Our Almond cupcakes are the perfect accompaniment to a decadent afternoon tea. Sugar free and gluten free, decorate to suit any occasion!
- 125g almond meal
- 75g Perfect Sweet® xylitol
- 1 X-large egg
- 2 X-large eggs, separated
- 50ml lemon juice, (approx. 1 ½ lemons)
- 40g arrowroot
- 60g butter, melted
- Preheat oven 180˚C/160˚C fan-forced. Line 16 x 30ml mini muffin pans with cupcake papers.
- Combine almond meal and xylitol in a bowl.
- Use an electric beater to beat egg, egg yolks and lemon juice in a large bowl until foamy.
- Thoroughly clean your electric beaters, then whisk egg whites in a clean bowl until soft peaks form. Use a large metal spoon to gently fold in half the arrowroot.

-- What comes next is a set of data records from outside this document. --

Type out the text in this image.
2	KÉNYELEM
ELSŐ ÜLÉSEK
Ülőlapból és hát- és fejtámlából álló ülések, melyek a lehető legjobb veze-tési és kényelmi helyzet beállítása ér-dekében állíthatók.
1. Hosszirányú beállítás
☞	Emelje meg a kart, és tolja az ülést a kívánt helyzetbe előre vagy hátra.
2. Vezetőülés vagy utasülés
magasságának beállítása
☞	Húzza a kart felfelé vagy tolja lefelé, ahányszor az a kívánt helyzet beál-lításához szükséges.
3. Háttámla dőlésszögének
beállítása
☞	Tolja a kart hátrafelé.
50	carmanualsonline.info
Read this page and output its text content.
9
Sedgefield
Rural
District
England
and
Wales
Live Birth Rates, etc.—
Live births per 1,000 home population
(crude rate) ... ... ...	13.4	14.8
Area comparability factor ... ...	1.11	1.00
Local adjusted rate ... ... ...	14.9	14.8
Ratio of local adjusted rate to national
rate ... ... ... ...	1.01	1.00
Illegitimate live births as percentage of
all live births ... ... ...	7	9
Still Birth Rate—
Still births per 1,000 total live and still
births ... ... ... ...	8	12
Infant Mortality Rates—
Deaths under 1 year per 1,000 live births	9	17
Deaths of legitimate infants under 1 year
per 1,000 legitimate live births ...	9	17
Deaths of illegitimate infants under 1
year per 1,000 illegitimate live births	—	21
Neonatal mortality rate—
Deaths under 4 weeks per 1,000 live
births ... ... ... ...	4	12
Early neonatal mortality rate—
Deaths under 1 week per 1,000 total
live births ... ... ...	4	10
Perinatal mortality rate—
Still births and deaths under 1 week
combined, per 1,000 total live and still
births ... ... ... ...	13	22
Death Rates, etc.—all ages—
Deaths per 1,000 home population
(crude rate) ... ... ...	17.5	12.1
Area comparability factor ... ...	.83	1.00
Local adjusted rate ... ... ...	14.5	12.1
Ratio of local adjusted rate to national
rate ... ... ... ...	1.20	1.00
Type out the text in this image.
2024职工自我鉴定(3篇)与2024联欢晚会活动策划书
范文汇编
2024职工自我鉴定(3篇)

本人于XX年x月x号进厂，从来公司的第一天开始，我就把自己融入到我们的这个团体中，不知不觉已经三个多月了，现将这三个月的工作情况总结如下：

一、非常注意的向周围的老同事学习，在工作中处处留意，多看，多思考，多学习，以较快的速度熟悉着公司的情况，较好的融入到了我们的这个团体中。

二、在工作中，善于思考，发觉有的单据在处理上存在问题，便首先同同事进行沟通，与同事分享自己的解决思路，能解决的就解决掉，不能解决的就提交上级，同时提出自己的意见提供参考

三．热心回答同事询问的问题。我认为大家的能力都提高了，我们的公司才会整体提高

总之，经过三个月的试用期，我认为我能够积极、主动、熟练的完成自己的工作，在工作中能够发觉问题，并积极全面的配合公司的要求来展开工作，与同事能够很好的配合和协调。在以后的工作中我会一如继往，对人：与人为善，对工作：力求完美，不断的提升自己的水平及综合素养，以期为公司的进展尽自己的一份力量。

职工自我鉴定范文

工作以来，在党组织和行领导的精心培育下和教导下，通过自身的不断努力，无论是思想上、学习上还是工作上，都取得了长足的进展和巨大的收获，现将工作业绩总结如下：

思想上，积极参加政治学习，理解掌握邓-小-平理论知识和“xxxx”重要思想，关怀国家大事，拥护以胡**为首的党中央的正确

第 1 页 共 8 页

- Fold egg white mixture into lemon juice mixture.
- Add almond meal mixture, remaining arrowroot and butter and gently fold all together. Spoon into cupcake papers to three-quarters full.
- Bake for 10 minutes then reduce heat to 150˚C/130˚C fan-forced and bake for a further 10 minutes or until a skewer inserted in the centre comes out clean. Cool cupcakes on wire rack.
- When they have completely cooled, spread or pipe frosting onto each cupcake and decorate as desired.
- 125g cream cheese, softened
- 50g unsalted butter, softened
- 45g Perfect Sweet xylitol, to taste
- 1 teaspoon pure vanilla extract
- Beat the cream cheese, butter and xylitol until smooth.
- Mix in vanilla extract and spread or pipe onto the cupcakes.